Ich beobachtete das Schauspiel vor mir eine Zeit lang, ehe ich meine Augenbraue hochzog und darauf wartete, dass wirklich etwas witziges geschah und nicht das Amateur Hollywood, um der unangenehmen Situation zu entgehen.
„Lasst uns dann hoch!", murmelte Serge und zeigte durch die Decke. Wieder nickte ich und folgte der Gruppe dann durch ihr Heimstadion, wahrte allerdings sicheren Abstand, dass jedem, der uns passierte, klar war, dass ich kein fester Bestandteil der Gruppe war.

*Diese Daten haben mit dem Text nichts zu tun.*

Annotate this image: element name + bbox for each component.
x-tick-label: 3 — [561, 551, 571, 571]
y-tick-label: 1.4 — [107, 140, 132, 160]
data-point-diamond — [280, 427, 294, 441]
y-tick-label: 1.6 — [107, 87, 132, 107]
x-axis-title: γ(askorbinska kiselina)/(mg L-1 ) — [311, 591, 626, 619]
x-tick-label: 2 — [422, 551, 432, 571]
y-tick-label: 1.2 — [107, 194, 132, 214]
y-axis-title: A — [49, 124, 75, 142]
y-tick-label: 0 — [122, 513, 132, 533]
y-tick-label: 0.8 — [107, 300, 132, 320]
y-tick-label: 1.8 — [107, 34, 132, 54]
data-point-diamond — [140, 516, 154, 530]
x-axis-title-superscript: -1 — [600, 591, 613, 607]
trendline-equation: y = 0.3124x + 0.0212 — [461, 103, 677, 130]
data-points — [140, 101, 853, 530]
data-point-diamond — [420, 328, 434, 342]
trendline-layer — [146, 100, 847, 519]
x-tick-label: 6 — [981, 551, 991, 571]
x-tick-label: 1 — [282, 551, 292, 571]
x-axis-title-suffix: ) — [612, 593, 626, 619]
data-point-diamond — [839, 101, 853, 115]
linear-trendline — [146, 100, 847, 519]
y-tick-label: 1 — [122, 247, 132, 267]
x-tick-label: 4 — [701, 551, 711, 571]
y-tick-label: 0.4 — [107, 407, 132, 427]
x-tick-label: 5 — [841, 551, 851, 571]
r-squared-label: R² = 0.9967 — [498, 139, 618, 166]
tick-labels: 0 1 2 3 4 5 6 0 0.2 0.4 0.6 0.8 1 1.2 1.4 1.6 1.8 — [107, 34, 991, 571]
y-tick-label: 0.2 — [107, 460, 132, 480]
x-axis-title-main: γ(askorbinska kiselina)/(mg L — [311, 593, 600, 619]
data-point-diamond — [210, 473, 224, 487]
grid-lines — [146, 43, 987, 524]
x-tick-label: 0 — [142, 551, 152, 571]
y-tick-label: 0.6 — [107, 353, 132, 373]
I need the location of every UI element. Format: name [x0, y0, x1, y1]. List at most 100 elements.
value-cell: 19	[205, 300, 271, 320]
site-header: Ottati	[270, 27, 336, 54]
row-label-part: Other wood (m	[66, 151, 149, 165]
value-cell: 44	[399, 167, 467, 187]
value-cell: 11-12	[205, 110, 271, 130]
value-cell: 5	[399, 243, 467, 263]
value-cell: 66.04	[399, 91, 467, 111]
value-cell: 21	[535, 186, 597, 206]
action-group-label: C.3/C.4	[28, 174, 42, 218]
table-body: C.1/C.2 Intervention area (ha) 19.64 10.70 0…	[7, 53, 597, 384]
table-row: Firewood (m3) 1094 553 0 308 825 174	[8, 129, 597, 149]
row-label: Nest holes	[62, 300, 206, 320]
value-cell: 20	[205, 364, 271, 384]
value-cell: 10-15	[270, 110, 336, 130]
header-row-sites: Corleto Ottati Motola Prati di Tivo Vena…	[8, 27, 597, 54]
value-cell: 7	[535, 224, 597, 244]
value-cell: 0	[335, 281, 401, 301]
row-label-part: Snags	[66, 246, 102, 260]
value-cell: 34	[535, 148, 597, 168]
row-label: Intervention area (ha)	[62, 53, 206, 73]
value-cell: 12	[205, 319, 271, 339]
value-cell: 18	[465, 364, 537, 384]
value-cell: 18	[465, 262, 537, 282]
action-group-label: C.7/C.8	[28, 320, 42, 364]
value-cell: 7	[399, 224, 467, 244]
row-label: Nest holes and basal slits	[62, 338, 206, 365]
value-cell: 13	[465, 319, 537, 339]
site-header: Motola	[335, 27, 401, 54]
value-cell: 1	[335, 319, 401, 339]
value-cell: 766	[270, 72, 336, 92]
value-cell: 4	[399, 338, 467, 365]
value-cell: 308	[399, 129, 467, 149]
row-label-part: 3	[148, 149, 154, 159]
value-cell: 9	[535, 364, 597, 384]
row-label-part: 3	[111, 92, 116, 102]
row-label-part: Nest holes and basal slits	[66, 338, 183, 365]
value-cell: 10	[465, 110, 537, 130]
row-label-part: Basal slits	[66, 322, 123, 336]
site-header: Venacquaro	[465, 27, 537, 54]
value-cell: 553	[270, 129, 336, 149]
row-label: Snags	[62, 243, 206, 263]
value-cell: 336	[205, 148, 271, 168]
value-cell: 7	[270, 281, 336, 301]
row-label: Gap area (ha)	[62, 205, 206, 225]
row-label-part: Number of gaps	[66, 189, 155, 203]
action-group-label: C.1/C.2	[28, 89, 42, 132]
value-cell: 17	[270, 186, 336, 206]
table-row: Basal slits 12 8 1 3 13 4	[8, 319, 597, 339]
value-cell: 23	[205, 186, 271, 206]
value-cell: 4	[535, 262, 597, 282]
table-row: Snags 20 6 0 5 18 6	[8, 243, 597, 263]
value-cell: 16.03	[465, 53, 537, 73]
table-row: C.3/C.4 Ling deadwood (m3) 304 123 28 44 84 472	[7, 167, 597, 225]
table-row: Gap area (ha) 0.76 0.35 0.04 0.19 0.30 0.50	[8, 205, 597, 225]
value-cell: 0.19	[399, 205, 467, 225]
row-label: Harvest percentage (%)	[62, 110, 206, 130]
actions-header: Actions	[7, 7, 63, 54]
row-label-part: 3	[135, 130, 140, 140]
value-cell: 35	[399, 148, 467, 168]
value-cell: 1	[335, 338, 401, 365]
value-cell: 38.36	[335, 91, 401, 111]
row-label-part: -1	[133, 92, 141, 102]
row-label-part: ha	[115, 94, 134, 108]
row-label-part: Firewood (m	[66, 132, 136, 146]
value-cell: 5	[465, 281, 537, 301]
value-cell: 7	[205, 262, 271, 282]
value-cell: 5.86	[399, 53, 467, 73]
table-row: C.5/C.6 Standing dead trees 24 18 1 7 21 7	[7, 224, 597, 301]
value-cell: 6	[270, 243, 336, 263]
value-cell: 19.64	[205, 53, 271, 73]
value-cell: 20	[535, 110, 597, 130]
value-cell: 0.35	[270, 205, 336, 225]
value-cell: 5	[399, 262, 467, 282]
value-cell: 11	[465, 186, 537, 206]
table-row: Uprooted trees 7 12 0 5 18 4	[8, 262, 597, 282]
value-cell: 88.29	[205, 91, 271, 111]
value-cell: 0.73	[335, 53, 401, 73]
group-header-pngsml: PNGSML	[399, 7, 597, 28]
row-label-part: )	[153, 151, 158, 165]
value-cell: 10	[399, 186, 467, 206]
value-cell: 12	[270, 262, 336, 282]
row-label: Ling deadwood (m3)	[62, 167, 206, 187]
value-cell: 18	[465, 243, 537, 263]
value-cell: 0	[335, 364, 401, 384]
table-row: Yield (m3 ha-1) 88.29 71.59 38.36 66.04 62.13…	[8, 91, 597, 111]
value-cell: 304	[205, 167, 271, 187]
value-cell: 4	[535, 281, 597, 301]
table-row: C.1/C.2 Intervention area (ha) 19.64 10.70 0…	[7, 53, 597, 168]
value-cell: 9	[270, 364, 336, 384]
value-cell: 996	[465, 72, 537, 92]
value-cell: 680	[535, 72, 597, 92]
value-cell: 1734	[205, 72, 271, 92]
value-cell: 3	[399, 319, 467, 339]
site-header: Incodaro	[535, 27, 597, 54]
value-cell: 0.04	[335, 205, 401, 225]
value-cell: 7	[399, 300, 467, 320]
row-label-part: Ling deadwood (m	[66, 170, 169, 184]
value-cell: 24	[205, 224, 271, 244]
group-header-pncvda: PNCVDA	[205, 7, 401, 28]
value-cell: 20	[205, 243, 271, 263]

Ich wollte kein fester Bestandteil der Gruppe sein.
Nicht mehr.
Wir betraten die luxuriöse Cafeteria im Loungebereich, in welcher sich einige Reporter sammelten und schon ihre kommenden Artikel besprachen, irgendwo sah ich einige Angestellte des FC Bayern München herumirren und vermutlich war hier auch jemand aus meinem Verein gestrandet.
Wir suchten uns ein ruhiges Fleckchen in einer Ecke, wurden direkt von einer sympathischen jungen Kellnerin belagert, die nervös die Bestellungen aufnahm. In der Tat war Leon der einzige, der sich schon jetzt etwas zu essen bestellte.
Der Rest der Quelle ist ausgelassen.